Scientific classification
- Kingdom: Animalia
- Phylum: Mollusca
- Class: Bivalvia
- Order: Unionida
- Family: Unionidae
- Genus: Arcidens
- Species: A. wheeleri
- Binomial name: Arcidens wheeleri Ortmann & Walker, 1912
- Synonyms: Arkansia wheeleri

= Arcidens wheeleri =

- Genus: Arcidens
- Species: wheeleri
- Authority: Ortmann & Walker, 1912
- Conservation status: EN
- Synonyms: Arkansia wheeleri

Species of bivalves

Arcidens wheeleri is a species of freshwater mussels in the family Unionidae, the river mussels. Its common names are the Ouachita rock pocketbook and Wheeler's pearly mussel. The former monotypic genus of Arkansia was named for the state of Arkansas, where the mussel was first discovered.

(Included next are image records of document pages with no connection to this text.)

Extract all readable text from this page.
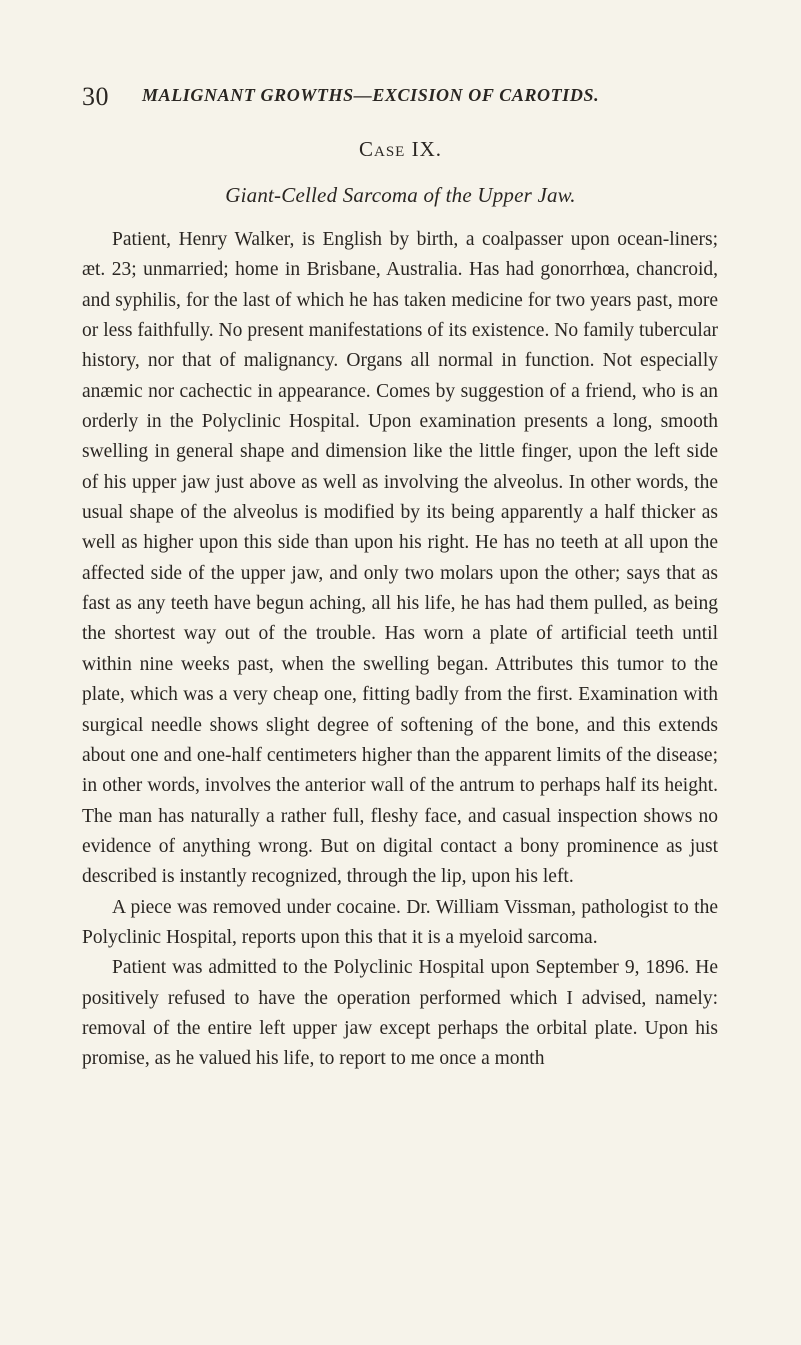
30 MALIGNANT GROWTHS—EXCISION OF CAROTIDS.
Case IX.
Giant-Celled Sarcoma of the Upper Jaw.

Patient, Henry Walker, is English by birth, a coalpasser upon ocean-liners; æt. 23; unmarried; home in Brisbane, Australia. Has had gonorrhœa, chancroid, and syphilis, for the last of which he has taken medicine for two years past, more or less faithfully. No present manifestations of its existence. No family tubercular history, nor that of malignancy. Organs all normal in function. Not especially anæmic nor cachectic in appearance. Comes by suggestion of a friend, who is an orderly in the Polyclinic Hospital. Upon examination presents a long, smooth swelling in general shape and dimension like the little finger, upon the left side of his upper jaw just above as well as involving the alveolus. In other words, the usual shape of the alveolus is modified by its being apparently a half thicker as well as higher upon this side than upon his right. He has no teeth at all upon the affected side of the upper jaw, and only two molars upon the other; says that as fast as any teeth have begun aching, all his life, he has had them pulled, as being the shortest way out of the trouble. Has worn a plate of artificial teeth until within nine weeks past, when the swelling began. Attributes this tumor to the plate, which was a very cheap one, fitting badly from the first. Examination with surgical needle shows slight degree of softening of the bone, and this extends about one and one-half centimeters higher than the apparent limits of the disease; in other words, involves the anterior wall of the antrum to perhaps half its height. The man has naturally a rather full, fleshy face, and casual inspection shows no evidence of anything wrong. But on digital contact a bony prominence as just described is instantly recognized, through the lip, upon his left.

A piece was removed under cocaine. Dr. William Vissman, pathologist to the Polyclinic Hospital, reports upon this that it is a myeloid sarcoma.

Patient was admitted to the Polyclinic Hospital upon September 9, 1896. He positively refused to have the operation performed which I advised, namely: removal of the entire left upper jaw except perhaps the orbital plate. Upon his promise, as he valued his life, to report to me once a month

This is a federally listed endangered species of the United States.

==Distribution==
This species is native to Arkansas, Oklahoma, and Texas in the United States, which have only four or five small, isolated populations. Of the remaining populations, only the one located in the Kiamichi River in Oklahoma is viable.

==Description==
This mussel is not sexually dimorphic; the sexes appear the same. The shell is somewhat rounded or oval, up to 112 mm long by 60 mm wide by 87 mm high. The shell is brown or black, lustrous and iridescent. The nacre is part pink and part white or bluish.